In the present study, Alb levels increased by 2 g/L on average 12 weeks after transplantation and exhibited significant improvement at 24 weeks compared with the control group. This result is consistent with the findings of other similar studies on stem cell transplantation in the treatment of cirrhosis [2]. Liver functional reserve showed significant improvement starting from 24 weeks, suggesting that autologous peripheral blood stem cells may enhance both Alb levels and liver functional reserve. However, the improvement in liver functional reserve did not occur until late in treatment. This finding may be explained by the presence of underlying liver cirrhosis, which leads to prolonged degradation of the extracellular matrix. The slow response of the liver functional reserve measurements to stem cell transplantation suggests that the improvement in liver functional reserve is not only a direct result of stem cells, but also may be closely related to various immunoregulatory events that occur after stem cell transplantation.

Conclusions

We speculate that the improvement in liver functional reserve after stem cell transplantation may be closely associated with the differentiation of stem cells into liver cells, the fusion of stem cells with damaged liver cells, the regeneration of endogenous liver cells by paracrine activity, stem cell immunomodulation, and anti-fibrotic pathways [21,22]. However, it remains unknown which mechanism plays a major role in improving liver function after stem cell transplantation.

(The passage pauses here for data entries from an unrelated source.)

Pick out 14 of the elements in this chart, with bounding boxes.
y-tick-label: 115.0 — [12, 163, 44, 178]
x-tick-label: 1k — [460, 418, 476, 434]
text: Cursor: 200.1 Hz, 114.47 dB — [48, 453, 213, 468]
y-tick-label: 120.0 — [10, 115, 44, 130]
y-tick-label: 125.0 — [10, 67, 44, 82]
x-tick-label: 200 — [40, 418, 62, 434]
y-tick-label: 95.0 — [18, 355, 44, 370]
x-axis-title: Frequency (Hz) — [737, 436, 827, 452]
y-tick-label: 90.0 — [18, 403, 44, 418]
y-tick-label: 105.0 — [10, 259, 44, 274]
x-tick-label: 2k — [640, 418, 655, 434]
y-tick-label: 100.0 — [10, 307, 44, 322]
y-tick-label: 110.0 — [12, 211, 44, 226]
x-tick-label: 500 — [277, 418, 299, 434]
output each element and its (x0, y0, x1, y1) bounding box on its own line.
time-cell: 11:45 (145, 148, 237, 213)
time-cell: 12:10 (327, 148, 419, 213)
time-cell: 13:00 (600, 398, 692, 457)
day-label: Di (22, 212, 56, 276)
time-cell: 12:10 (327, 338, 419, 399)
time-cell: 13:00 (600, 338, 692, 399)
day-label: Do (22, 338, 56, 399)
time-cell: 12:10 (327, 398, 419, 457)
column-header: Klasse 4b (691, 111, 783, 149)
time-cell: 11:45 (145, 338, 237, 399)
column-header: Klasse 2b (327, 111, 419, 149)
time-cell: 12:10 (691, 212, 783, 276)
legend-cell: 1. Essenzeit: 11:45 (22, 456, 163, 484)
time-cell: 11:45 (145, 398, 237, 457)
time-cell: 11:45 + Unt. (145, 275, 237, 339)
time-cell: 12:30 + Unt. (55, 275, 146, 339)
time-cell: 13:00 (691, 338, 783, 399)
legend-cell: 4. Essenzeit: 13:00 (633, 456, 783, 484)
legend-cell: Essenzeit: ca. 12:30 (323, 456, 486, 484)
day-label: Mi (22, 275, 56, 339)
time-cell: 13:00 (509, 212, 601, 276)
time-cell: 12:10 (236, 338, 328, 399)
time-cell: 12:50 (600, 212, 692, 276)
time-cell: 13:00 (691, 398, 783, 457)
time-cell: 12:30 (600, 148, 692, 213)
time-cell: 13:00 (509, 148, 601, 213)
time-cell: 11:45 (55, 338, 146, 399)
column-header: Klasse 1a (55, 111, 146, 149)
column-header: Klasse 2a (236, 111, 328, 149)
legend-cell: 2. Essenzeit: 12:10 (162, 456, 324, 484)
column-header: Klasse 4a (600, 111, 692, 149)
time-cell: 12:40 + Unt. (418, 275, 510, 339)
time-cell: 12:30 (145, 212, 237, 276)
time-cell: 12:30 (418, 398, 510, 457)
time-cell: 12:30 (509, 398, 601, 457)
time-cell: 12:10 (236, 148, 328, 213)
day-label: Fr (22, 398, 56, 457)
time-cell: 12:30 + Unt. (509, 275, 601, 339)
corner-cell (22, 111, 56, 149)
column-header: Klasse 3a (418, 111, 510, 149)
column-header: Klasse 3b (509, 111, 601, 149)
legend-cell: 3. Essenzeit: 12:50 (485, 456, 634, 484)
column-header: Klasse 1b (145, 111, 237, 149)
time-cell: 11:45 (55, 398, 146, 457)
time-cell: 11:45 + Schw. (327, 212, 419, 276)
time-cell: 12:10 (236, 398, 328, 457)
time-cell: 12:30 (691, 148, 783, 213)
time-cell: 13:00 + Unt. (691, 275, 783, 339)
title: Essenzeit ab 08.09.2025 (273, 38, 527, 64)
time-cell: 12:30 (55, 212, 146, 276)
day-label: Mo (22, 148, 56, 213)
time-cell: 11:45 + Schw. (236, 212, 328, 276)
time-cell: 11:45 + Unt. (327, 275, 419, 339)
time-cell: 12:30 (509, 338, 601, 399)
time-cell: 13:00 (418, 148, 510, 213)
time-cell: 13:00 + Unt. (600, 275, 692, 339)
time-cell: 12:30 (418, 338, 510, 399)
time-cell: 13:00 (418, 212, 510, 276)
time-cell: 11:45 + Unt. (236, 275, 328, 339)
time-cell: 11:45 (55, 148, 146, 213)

Taken together, our results show that stem cell transplantation can restore liver functional reserve. Further studies over extended periods are needed to determine whether the benefits are persistent in the long-term.

Supplementary Table 1

AST measurements (IU/L).

Group	Time					F	P
	Week 0	Week 12	Week 24	Week 36	Week 48
Transplantation group	66.00±39.48	66.43±53.49	66.70±74.06	66.57±43.96	67.26±24.44	0.01*	1.00*
Control group	66.75±29.26	67.54±26.54	67.75±28.60	67.89±27.74	66.57±26.68
t	0.08	0.10	0.07	0.12	0.10	0.01#	0.99#
P	0.94	0.92	0.95	0.90	0.92

F and P values of main effect;

F and P values of interaction effect.